Materiais mais baratos
"As marcas seguem tendo suas margens, de modo que o que fazem para fazer frente à subida de matérias primas é utilizar materiais mais baratos", expõe. Assim de singelo. Assim de perjudicial para o consumidor.

Outro cavalo de batalha é o bombardeio de estímulos. Num contexto no que se procura dominar a conversa, as marcas de sapatilhas têm entrado numa roda de hámster competitiva onde a prioridade já não é dar um verdadeiro salto tecnológico cada ano, senão manter a atenção do consumidor a toda a costa. A inovação no calçado é lenta e cara (como o foi, por exemplo, desenvolver uma espuma revolucionária como o Boost de Adidas), de modo que fica exprimir a nostalgia.

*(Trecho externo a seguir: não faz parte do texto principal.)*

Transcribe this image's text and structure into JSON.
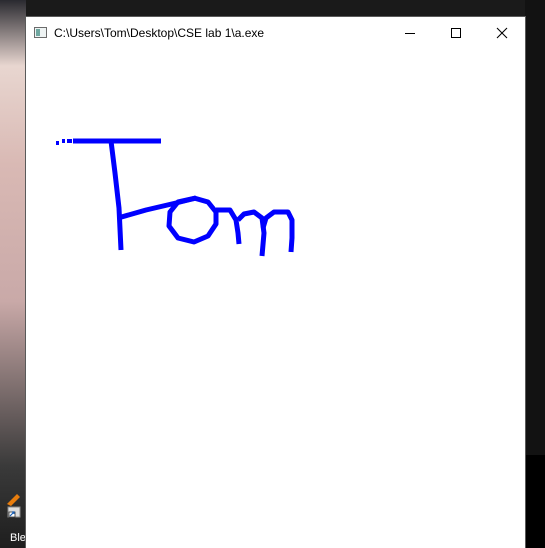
{
  "window": {
    "title": "C:\\Users\\Tom\\Desktop\\CSE lab 1\\a.exe",
    "controls": {
      "minimize_icon": "minimize-icon",
      "maximize_icon": "maximize-icon",
      "close_icon": "close-icon"
    }
  },
  "canvas": {
    "drawing_text": "Tom",
    "stroke_color": "#0000ff",
    "background_color": "#ffffff"
  },
  "desktop": {
    "icon_label": "Ble",
    "icon_name": "shortcut-app-icon"
  }
}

Ansiedade por alguns pares
Assim, os diferentes players "não fazem mais que sacar novidades, ainda que não mudem tanto. Às vezes dá a sensação de que há inclusive ansiedade por comprar certos pares recém saídos ao mercado", critica Amigo.
"Ainda que nossa intenção era animar à gente a conservar suas sapatilhas por sustentabilidade, também queríamos apelar ao valor emocional e prático: se um modelo já está amoldado a teu pé, por que o vais atirar? Encanta-nos que muitos clientes vingam com esse mesmo discurso de sustentabilidade por iniciativa própria. Há muitíssima mais gente da que parece preocupada por estes temas", afirma Amigo. Por isso, aspiram a que o cliente se emocione tanto com um reparo como ao estrear um par novo.